In her hand she holds an ash tree, the city’s namesake, with the roots descending from her hand, which symbolizes care for the environment.
Serrán-Pagán said the works took about 15 months to complete, beginning with drawings he showed Gilmore and city leaders.
They went through three stages of production, with the first being the building of an armature of wood and iron, followed by clay added to make the figures.
Then, they were coated in fiberglass before being cast in bronze.
Serrán-Pagán said the casting took place in China, due to the higher quality of materials there, then they were shipped to Ashland in containers by sea and then brought by truck from Virginia. The journey took about a month.
Once they arrived, they were installed on their pedestals by a crew from McKenzie Concrete.
Standing more than 30 feet on her pedestals, “Venus of Ashland” is the largest female bronze classical sculpture in the world and, along with “Vulcan of Ashland,” one of the two tallest sculptures from classical mythology in the world.
Gilmore said the reaction has been positive, and hopes that having such a display, visible across the river from U.S. 52 in Ohio, from such an acclaimed artist will draw tourists to the city.
“We’re at the heart of a major travel network, if you look at a map,” he said, naming all of the major highways and Interstate 64. “People go through here a lot. Hopefully, they will see that and stop. And it can help to ignite the region’s art community.”
Gilmore said an informational plaque at the base of the sculptures will explain the meaning behind each to visitors.

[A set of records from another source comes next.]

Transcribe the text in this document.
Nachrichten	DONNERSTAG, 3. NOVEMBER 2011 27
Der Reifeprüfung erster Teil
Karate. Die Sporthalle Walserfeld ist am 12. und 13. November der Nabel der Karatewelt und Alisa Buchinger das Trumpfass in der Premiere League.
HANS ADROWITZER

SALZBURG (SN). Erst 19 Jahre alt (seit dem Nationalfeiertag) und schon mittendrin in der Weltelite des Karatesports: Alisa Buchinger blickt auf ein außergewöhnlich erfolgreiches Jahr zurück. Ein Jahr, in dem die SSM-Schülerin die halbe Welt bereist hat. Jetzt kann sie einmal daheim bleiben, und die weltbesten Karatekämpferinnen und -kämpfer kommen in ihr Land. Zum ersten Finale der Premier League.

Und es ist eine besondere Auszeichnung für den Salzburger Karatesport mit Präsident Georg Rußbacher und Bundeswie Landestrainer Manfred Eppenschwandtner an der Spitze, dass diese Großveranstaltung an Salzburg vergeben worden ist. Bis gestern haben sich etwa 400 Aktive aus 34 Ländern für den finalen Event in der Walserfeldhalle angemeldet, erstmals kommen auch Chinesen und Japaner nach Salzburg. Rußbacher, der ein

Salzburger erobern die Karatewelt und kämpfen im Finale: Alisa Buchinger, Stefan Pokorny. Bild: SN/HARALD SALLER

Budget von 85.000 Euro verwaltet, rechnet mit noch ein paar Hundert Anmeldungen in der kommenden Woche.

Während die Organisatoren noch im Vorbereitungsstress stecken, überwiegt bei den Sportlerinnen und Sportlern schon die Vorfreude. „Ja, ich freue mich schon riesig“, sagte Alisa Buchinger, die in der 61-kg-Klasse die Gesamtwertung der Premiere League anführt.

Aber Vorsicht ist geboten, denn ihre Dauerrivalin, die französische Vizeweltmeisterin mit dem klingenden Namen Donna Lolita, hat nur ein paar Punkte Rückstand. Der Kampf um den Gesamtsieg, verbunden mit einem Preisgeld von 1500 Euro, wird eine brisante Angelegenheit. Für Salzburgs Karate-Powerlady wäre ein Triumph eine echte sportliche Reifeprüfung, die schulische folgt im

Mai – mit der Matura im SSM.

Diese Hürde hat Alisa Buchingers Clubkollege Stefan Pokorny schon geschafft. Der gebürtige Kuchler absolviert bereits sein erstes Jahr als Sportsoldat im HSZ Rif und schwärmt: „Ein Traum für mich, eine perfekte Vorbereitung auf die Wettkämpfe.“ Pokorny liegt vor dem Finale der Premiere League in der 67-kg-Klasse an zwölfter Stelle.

He said the works are also under 24-hour video surveillance to protect them from vandalism. The lighting, which is programmable for multiple sequences and colors, will run from dusk to dawn.
Serrán-Pagán said the feeling of what he is giving to the ages comes over him when he completes a work. He said works such as these are built to last for up to 5,000 years.
“Even if you threw them to the river,” he said. “This is historic. This is the first day of sculptures that could last thousands of years.”
He noted that that there are some bronze statues in museums that are more than 8,000 years old.
“You feel insignificant,” Serrán-Pagán said. “Life is ephemeral, but sculptures last. You’re leaving a legacy.”
He said it is “humbling” to create a work “from zero.”
“When you finish, it looks like they have life and a soul and can talk,” he said, adding the works now “belong to the people of Ashland.”
Gilmore said he was impressed by the modesty of Serrán-Pagán, who he said “fell in love with” the city on his first trip, while visiting a friend. He said the artist plans to stay in touch and return often.
“He’s so genuine,” Gilmore said. “He knew the great work ethic here. That’s what he represents. We’re proud and hope citizens appreciate what a gift this is to Ashland.